The emergence of a significant aortic-to-radial artery pressure gradient during rewarming on CPB in this case highlights a critical limitation of peripheral arterial monitoring. Sole reliance on radial artery pressure may lead to substantial underestimation of true central aortic pressure, potentially prompting inappropriate vasoactive agents administration and complicating separation from CPB.^6,10 This case reinforces the principle that peripheral arterial pressure is an unreliable surrogate for central pressure in critically ill patients following CPB ⁸ . Accordingly, a high index of suspicion for such gradients is warranted, particularly in patients with recognized risk factors including short stature, preoperative hypertension, prolonged bypass and complex surgical procedures.^5,6,10 It further highlights the value of early central arterial access (e.g. femoral artery cannulation) for accurate blood pressure monitoring in high-risk populations.

In the present patient, reliance on misleading peripheral readings contributed to a delayed recognition of vasoplegic syndrome (VS). The diagnosis of VS was established immediately upon separation from CPB, based on refractory hypotension despite high-dose vasopressors, warm extremities, escalating lactate levels, and the presence of a significant aortic-radial pressure gradient—all in the absence of hypovolemia, tamponade, or bleeding as assessed by TEE.

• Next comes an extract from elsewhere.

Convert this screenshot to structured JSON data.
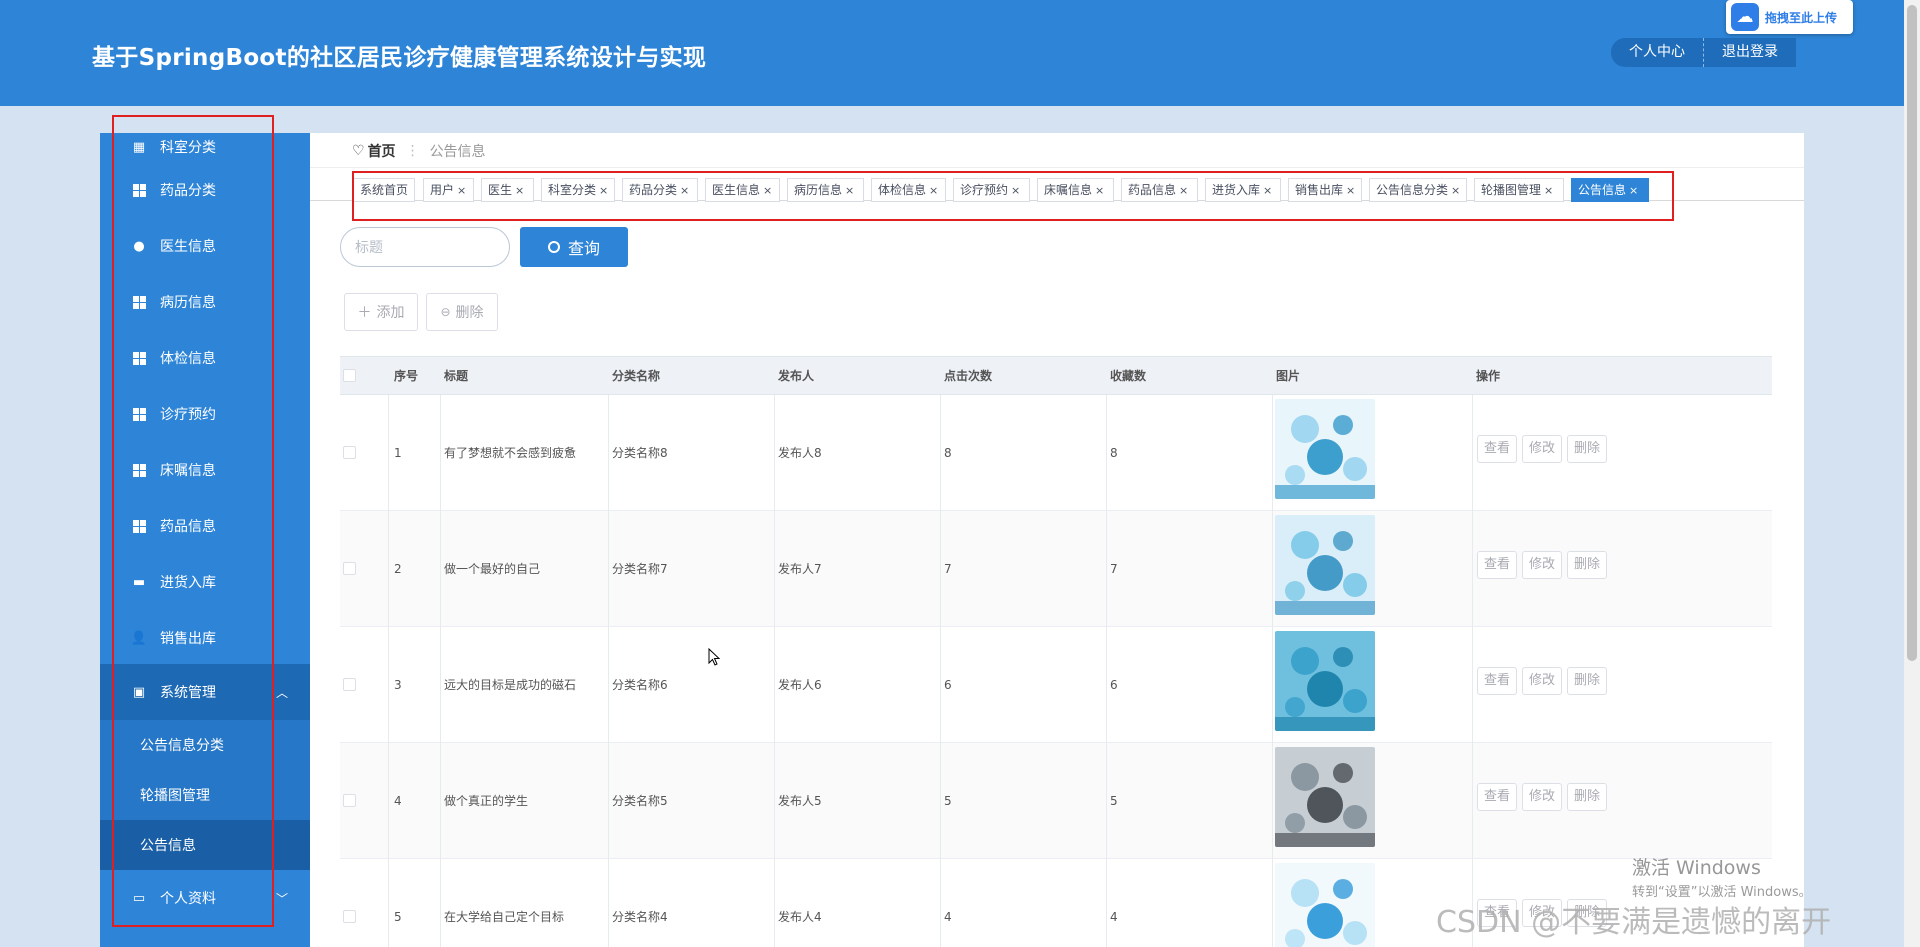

Clarification of the temporal relationship between diagnosis and hemodynamic data is essential. The PiCCO catheter was not inserted until postoperative day 1, approximately 24 h after the acute hypotensive event. By this time, the patient had already received significant and sustained doses of multiple vasopressors, including vasopressin. Therefore, the findings of high systemic vascular resistance index (SVRI) and relative hypovolemia on PiCCO (Figure 2) do not represent the initial hemodynamic profile of VS, which is characterized by high cardiac output and low SVR^1,11–13 . Instead, they reflect the post-resuscitation hemodynamic status following prolonged vasopressor support. This distinction is crucial for correct data interpretation: the delayed PiCCO data, while not capturing the pathognomonic low SVR state at onset, proved invaluable for guiding subsequent management. By demonstrating that SVR had been restored (likely due to vasopressin), it allowed for vasopressor de-escalation and highlighted the need for volume expansion to treat prevailing hypovolemia.

Advanced hemodynamic monitoring platforms, such as PiCCO, offer integrated, real-time assessment of cardiac function, volume status, and SVR, facilitating rational, goal-directed therapy. In any patient with suspected VS, therapeutic decisions should be guided by serial assessment of tissue oxygen metabolism, including mixed venous oxygen saturation (SvO₂), central venous oxygen saturation (ScvO₂), serum lactate, and the veno-arterial carbon dioxide gradient (Pv-aCO₂). ¹⁴ This case underscores that when peripheral arterial monitoring proves unreliable, the integration of central aortic pressure measurement with comprehensive hemodynamic data is essential for accurate diagnosis and optimal perioperative management of vasoplegic shock. Furthermore, it highlights that the timing of advanced monitoring relative to the clinical event is paramount for correct data interpretation—clinical judgment remains the cornerstone of diagnosis during the acute phase, and even delayed hemodynamic assessment can provide critical information for optimizing ongoing care.

Conclusion

In conclusion, a significant aortic-radial pressure gradient can serve as an early clinical indicator of vasoplegic syndrome during cardiac surgery with CPB. Timely recognition of this gradient, combined with early central hemodynamic monitoring and assessment of oxygen metabolism, is essential for guiding perioperative management and improving patient outcomes.